For months, researchers have preferred molecular tests over antigen tests, stressing accuracy over speed. But that is the wrong approach, the researchers in the new paper say.
“It turns out that a fast turnaround time is actually more valuable than super-high sensitivity,” Larremore, the University of Colorado computer scientist, told Yahoo News.
Dr. Anthony Fauci, the nation’s leading voice on the coronavirus pandemic, told Yahoo News that while molecular tests remain the best way to tell if an individual is sick, making broader, community-wide assessments — a concept known as “surveillance testing” — is easier done with a rapid test.
“If you repeatedly do surveillance, we know you can make up for a relative lack of exquisite sensitivity of the test,” Fauci told Yahoo News. “And even in the tests that are not sensitive, what you might see is that you might miss someone who is, strictly speaking, positive, but the level of virus is so low in them that they’re not going to transmit.”
People can transmit the virus before they actually start to show symptoms. This kind of asymptomatic spread has proved especially vexing to public health officials. It also appears to be precisely the problem the Colorado and Harvard research seems to address.
In one of the models described in the new study, the researchers envisioned a scenario in which 4 percent of New York City’s 8.4 million residents tested positive for the coronavirus. That scenario could soon become reality, with New York having shuttered its public schools after reaching 3 percent test positivity, the threshold for such a closure.

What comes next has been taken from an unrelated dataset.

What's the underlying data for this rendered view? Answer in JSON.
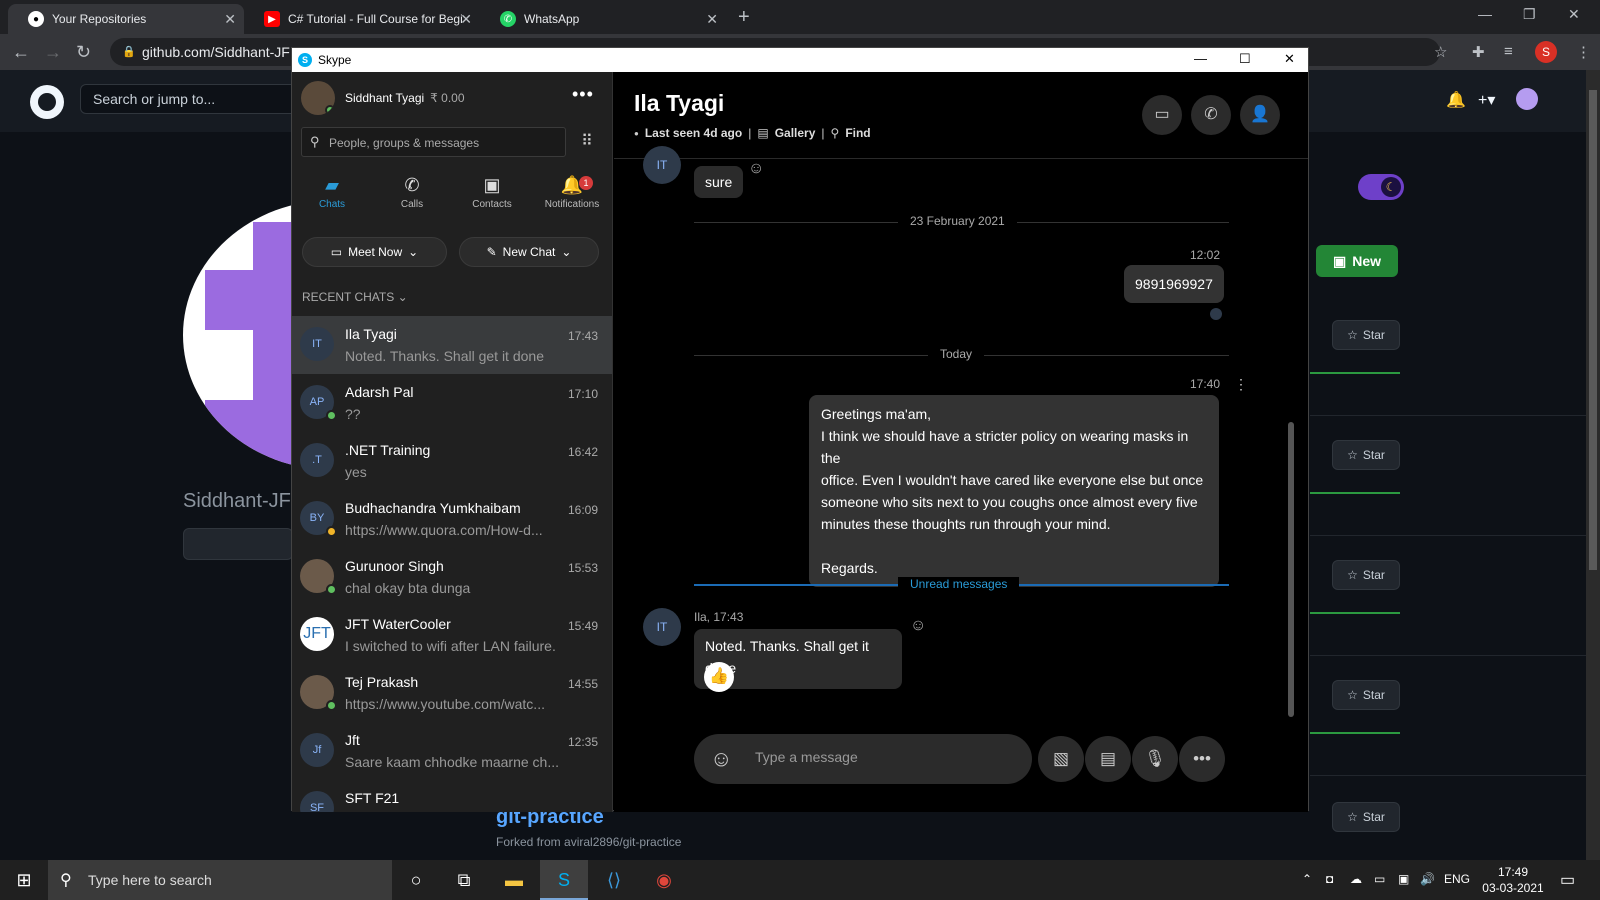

Their model showed that if people were tested quickly, they would stay home and prevent the spread of the virus, even if they themselves never got sick. “We found that testing 75% of individuals every 3 days was sufficient to drive the epidemic toward extinction within 6 weeks,” the researchers wrote. By that time, the infection rate would have fallen by 88 percent.
By contrast, if people took molecular tests instead, infection would decrease by 58 percent during the same period. That is because some infectious people would continue to unknowingly spread the virus as they waited for their results.
“Delays in reporting lead to dramatically less effective control of viral spread,” the authors wrote in their study, which was published in the academic journal Science Advances late last week. Getting results quickly, and testing frequently, they argue, compensates for inaccuracies in those results. And in a pandemic that is killing some 1,500 people in the United States on a daily basis, waiting several days for somewhat more accurate results — that is, the molecular tests sent off to labs — is not good public health policy, they say.
“This paper is one of the first to show we should worry less about test sensitivity and, when it comes to public health, prioritize frequency and turnaround,” said one of the study’s authors, Colorado biochemist Roy Parker.
It is not clear how much of a priority rapid testing is for the incoming Biden administration — transition officials did not return several Yahoo News requests for comment. Biden has said he wants to implement a national testing strategy, but details remain inchoate.
No such strategy has been evident from the Trump administration, though the testing situation is much better than it was in the spring. It is still far from what public health experts like Mina envision, in part because the president lost interest in the pandemic months ago, but also because the nation’s production capacity remains strained.
Earlier this fall, Yahoo News asked Adm. Brett Giroir, the White House coronavirus task force official in charge of testing, when rapid coronavirus testing would be available to Americans on a daily basis. He dismissed the notion as “utopian.”